Curry looked questioningly at Heyes. Heyes shrugged agreeably. “Why not?” he said. “We could do with some fun.”
“Splendid, splendid!” exclaimed their host. “The more the merrier, I always say.”
It was a very merry party and they did have fun. Heyes buttered his hands and joined in the taffy pull, the Kid soaked his curls bobbing for apples, and they both danced with every pretty girl in the place. Upon leaving, they thanked their host profusely for his hospitality and followed his directions to the hotel in town, where they fell immediately into a sound sleep.
The next morning, feeling rested and refreshed, they stopped to get directions to Cuthbert’s from the desk clerk. They explained about the Halloween prank with the signs.
“Oh dear, yes, I can see how strangers could get lost that way,” he said, shaking his head. “Especially out by Thorny Hollow Road. Nobody goes there anymore. Nothing there but the old deserted Matthews place.”
“Deserted? But…” the Kid began.
“Yep. Wouldn’t want to be lost out that way myself, ‘specially not on Halloween. Folks do say as how it’s haunted. Course, that’s probably nonsense. It’s a pity, really, that nobody ever fixed that place up. They say old Matthews used to give the best parties. That was before the barn burned down. The whole family was killed in the fire. A terrible tragedy, terrible. Course, that was a long time ago now. Back when old Mr. Cuthbert was the banker here. Old Cutthroat, they used to call him. Now young Mr. Cuthbert’s not like that at all. I’m sure you’ll find him very pleasant.”

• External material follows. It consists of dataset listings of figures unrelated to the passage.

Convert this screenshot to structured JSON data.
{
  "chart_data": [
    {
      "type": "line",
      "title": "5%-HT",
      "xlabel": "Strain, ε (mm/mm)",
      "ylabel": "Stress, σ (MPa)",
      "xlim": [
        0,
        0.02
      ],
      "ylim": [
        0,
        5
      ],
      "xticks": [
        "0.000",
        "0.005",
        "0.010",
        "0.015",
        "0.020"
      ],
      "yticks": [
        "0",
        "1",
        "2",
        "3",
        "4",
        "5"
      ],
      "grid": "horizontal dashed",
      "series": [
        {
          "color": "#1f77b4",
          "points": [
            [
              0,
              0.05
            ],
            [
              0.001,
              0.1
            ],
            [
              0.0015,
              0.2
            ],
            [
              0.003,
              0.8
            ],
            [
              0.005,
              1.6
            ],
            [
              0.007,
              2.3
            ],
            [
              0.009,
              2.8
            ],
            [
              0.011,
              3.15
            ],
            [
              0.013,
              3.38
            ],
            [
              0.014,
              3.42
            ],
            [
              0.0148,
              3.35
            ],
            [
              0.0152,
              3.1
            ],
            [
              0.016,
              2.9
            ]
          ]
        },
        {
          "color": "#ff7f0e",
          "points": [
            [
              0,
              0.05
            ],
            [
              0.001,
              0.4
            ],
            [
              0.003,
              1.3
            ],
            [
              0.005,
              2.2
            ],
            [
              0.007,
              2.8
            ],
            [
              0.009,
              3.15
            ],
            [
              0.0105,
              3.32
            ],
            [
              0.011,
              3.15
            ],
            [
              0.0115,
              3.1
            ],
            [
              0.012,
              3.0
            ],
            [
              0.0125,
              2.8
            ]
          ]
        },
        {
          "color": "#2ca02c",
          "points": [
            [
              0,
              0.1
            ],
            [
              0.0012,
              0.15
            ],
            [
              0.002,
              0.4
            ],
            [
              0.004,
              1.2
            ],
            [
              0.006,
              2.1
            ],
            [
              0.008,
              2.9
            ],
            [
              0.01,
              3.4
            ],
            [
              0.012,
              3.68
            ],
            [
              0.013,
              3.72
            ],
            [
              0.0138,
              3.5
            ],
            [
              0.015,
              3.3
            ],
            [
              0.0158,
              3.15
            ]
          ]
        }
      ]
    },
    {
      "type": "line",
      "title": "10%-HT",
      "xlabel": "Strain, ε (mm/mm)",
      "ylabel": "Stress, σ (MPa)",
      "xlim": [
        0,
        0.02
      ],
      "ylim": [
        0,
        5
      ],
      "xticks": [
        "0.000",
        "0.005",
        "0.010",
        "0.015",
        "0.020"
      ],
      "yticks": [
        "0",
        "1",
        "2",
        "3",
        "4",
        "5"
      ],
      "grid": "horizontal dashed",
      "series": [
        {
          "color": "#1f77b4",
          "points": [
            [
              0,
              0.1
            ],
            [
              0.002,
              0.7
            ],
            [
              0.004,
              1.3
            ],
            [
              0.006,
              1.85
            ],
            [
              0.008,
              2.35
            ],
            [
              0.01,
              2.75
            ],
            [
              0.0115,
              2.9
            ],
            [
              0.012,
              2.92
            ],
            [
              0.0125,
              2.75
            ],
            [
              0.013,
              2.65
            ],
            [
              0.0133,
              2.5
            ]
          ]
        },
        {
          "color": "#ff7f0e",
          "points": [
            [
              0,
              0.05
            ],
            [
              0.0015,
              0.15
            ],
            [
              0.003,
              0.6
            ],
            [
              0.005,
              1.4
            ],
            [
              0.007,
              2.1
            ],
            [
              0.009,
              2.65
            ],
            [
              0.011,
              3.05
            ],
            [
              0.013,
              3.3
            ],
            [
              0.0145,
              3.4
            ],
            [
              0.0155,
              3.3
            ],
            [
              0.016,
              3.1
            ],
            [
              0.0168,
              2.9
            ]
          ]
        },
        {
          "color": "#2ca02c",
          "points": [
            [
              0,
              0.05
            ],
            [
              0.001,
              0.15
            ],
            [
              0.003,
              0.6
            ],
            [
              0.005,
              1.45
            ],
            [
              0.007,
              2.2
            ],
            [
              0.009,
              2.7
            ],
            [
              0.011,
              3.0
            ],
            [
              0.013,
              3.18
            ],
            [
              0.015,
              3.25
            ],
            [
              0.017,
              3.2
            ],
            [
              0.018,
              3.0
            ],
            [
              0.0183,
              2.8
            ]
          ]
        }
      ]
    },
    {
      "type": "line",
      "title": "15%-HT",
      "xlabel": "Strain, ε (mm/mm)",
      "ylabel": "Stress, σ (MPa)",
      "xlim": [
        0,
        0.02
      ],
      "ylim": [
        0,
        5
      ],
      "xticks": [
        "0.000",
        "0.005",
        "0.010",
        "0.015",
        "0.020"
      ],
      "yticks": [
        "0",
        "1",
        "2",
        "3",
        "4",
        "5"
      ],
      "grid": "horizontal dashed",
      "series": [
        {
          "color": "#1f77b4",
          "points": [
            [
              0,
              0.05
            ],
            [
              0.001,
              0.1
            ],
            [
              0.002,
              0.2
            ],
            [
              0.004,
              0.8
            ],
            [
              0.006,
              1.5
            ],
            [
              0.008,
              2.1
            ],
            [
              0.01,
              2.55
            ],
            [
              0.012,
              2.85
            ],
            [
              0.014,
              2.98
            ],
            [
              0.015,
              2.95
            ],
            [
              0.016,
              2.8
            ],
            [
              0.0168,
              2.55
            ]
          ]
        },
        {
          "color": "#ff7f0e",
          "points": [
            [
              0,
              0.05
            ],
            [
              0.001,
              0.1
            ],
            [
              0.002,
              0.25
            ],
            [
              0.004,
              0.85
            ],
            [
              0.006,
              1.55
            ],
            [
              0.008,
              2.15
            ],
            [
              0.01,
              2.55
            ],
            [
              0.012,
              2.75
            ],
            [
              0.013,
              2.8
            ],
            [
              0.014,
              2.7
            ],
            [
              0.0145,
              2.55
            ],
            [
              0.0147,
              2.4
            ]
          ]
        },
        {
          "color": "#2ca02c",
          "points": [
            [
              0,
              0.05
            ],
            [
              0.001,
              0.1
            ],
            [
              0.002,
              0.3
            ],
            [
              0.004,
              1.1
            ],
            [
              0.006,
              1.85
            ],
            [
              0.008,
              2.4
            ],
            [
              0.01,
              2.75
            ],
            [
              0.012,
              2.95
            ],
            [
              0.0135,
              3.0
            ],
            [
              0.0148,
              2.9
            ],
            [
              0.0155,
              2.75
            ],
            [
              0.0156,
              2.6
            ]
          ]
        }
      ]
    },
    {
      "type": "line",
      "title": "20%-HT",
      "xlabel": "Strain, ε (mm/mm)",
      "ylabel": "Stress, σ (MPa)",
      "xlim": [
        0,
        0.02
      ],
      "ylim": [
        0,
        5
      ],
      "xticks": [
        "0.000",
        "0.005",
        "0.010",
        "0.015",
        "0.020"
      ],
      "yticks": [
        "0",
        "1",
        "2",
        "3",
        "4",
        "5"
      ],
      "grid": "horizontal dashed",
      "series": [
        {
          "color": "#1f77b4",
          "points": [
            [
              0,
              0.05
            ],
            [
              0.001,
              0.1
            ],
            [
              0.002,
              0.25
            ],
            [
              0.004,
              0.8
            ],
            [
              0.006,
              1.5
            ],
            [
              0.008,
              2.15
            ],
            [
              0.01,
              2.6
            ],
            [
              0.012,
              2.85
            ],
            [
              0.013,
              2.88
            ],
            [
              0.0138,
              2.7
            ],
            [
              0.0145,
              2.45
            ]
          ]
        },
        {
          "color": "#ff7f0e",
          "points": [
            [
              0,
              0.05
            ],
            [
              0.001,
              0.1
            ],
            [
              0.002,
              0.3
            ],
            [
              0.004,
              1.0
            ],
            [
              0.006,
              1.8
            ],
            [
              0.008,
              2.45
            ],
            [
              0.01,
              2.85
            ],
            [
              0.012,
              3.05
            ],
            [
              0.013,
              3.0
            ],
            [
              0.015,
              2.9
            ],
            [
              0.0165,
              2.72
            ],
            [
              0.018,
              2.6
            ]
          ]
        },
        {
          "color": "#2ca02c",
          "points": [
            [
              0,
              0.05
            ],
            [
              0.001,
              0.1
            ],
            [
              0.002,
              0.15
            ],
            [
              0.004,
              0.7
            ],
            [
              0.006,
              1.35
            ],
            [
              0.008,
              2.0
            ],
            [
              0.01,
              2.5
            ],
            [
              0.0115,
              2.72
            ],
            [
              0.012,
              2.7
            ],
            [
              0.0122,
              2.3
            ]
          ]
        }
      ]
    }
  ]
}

Heyes and Curry were speechless. They managed to nod at the clerk and walked out of the hotel.
“Now, Kid, I’m sure there’s a logical explanation. There’s gotta be.”
“Sure there is, Heyes. We went to a party with a bunch of ghosts. What’s not logical about that?”
“No, Kid, lemme think. Hmmm. A dream. Yeah, that’s it. We were on edge over this job, and tired, and we just had a dream.”
“We both had the same dream?” The Kid sounded doubtful.
“I’ve heard of that. It happens. It’s a trick of the mind, that’s all.” Heyes jammed his hands into his pockets. Immediately he stopped walking and slowly drew his hands out again.
The Kid looked at what he was holding: pieces of taffy wrapped in paper. He reached out and took one from his friend’s hand, unwrapped it, and popped it into his mouth.
“Heyes, for a trick of the mind, this is real good taffy. Try some.”
“But, but, Kid, how can you just, I mean, don’t you think…”
“Heyes, I’ll tell you what I think. I think that sometimes you do too much thinkin’. Don’t you think?”
Heyes contemplated the paper-wrapped treats in his hands. “Kid,” he said, “I think you just may have something there.” He ate the taffy.